Beyond its very powerful core argument, the book contains an additional important lesson for the field of comparative administrative law in general. The argument developed fully makes clear that well-conducted comparative legal research in the field of administrative law cannot simply rely on traditional legal traditions or families. Every state is the product of its own constitutional, political and historical tradition and has established bureaucratic or executive institutions in light of those traditions. At first sight, the existence of those traditions may make any comparative legal analysis of administrative law mechanisms less relevant. Rose-Ackerman masterfully demonstrates how, despite different constitutional traditions, different states are confronted with the same questions and address those questions in different or similar manners. In the same way, she shows how an international organisation such as the European Union has an impact on reforming some administrative procedures or practices. At the same time, such organisations do not as such directly and completely change the institutional fabric in the context of which national administrative laws have taken shape. The purpose of comparative law should not be to offer a one-size-fits-all solution or to identify the best legal system around, but to incite debates on how legal systems can be refined to respond to the identified problems. Identifying those problems requires an extra-legal perspective.

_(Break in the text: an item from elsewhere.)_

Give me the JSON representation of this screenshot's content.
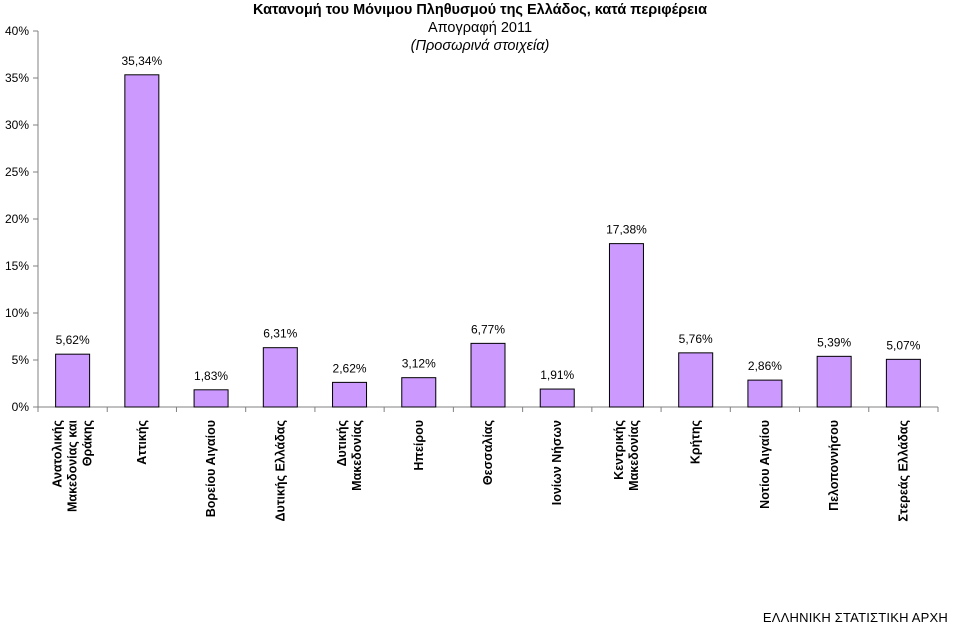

From that point of view, Rose-Ackerman’s book is also a call for more input from other social sciences – not just economics – in identifying and framing the problems the law aims to resolve. Comparative law does not operate in a vacuum, but needs to take place in constant dialogue with scholars from related disciplines. Although most comparative legal researchers are very much aware of this, the book practices what it preaches and shows the usefulness of in-depth comparative legal research in this field. Taking those lessons seriously makes comparative administrative law a future-proof and promising way to address some of the most fundamental challenges democratic societies face. Rose-Ackerman’s impressive ability to gain in-depth understanding of the four legal systems shows that there is and will remain a future for this type of social sciences-informed comparative legal research.

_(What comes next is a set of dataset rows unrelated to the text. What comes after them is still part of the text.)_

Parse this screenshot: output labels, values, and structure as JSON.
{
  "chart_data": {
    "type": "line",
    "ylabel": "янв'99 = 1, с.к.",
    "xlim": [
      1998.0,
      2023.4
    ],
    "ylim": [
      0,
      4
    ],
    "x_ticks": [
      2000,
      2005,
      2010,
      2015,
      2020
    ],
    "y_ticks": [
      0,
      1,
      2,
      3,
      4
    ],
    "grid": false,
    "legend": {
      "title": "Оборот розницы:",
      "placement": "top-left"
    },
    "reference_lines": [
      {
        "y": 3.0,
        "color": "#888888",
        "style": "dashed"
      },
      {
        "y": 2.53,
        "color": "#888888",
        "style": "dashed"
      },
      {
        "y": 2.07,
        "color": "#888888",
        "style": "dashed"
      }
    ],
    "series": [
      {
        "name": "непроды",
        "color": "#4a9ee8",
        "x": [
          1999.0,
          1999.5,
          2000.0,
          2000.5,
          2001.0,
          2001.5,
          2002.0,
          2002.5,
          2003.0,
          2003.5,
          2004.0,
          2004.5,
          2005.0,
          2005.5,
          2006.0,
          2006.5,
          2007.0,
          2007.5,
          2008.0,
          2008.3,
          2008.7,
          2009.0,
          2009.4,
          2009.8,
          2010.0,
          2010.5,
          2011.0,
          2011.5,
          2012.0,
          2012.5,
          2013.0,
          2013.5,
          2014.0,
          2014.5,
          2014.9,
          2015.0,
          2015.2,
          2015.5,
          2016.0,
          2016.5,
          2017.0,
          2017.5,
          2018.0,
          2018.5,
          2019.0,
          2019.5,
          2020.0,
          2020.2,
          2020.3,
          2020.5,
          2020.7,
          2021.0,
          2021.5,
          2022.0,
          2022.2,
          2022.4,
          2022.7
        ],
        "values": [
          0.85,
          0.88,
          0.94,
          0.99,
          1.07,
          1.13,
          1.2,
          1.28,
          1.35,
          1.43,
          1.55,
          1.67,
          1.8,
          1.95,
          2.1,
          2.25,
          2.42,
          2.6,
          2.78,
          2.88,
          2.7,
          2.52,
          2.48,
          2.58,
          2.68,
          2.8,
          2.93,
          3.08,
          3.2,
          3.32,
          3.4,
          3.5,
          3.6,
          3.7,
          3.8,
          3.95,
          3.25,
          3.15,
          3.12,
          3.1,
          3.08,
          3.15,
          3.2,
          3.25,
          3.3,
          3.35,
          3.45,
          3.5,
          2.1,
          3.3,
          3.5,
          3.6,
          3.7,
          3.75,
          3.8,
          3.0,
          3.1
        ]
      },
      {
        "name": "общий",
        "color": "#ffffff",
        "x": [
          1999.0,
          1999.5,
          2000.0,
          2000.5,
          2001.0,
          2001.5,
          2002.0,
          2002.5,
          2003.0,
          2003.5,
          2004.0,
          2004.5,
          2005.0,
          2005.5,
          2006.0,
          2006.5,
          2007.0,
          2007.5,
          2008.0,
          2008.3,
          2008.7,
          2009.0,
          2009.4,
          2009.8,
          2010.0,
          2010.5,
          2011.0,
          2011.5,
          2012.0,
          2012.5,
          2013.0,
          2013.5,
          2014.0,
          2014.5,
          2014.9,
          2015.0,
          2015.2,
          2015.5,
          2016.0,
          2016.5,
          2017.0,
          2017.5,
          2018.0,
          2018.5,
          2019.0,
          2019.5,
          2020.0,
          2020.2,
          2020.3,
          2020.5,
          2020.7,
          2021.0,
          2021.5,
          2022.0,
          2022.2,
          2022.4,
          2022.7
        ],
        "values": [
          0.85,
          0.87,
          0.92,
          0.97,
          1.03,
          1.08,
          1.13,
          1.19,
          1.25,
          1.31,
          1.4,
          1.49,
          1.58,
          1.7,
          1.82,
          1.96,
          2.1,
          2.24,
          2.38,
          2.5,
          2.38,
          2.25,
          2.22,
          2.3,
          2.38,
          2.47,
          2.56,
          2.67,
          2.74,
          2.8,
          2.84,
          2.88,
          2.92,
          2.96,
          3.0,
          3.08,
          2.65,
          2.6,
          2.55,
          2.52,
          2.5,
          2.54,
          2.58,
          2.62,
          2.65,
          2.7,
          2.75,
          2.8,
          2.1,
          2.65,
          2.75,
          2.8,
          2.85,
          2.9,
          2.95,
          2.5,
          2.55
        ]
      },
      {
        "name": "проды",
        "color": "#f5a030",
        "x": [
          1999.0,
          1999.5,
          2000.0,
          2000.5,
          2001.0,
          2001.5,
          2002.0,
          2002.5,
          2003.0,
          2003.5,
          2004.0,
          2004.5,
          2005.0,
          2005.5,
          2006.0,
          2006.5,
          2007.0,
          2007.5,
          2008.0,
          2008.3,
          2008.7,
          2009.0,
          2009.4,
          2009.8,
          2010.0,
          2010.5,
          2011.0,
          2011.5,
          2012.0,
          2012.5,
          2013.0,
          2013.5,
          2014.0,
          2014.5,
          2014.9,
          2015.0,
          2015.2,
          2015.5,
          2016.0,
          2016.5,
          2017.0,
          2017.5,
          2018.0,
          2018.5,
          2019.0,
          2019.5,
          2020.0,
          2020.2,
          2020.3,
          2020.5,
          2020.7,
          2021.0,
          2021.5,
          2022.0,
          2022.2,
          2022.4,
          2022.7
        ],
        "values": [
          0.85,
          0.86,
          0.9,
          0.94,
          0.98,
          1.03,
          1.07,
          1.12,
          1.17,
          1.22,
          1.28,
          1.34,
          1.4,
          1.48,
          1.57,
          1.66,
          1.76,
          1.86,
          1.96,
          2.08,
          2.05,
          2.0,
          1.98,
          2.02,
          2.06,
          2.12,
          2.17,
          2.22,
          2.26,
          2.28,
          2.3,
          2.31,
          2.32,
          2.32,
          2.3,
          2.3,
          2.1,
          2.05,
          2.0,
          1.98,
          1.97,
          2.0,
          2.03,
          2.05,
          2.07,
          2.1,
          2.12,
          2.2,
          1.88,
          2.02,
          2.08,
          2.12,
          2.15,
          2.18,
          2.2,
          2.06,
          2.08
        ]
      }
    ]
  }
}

Posted by Pieter van Cleynenbreughel (University of Liège)
[1] See for the United States, Cass Sunstein and Adrian Vermeule, ‘The Unitary Executive: Past, Present and Future’ (2021) The Supreme Court Review 83-117.
[2] This understanding is classic in constitutional jurisprudence, see also the well-known theory of judicial review by John Hart Ely, Democracy and Distrust (Harvard University Press 1978). It deserves to be highlighted that Ely did not have in mind the particularities of executive decision-making when he formulated his theory of judicial review at the constitutional level.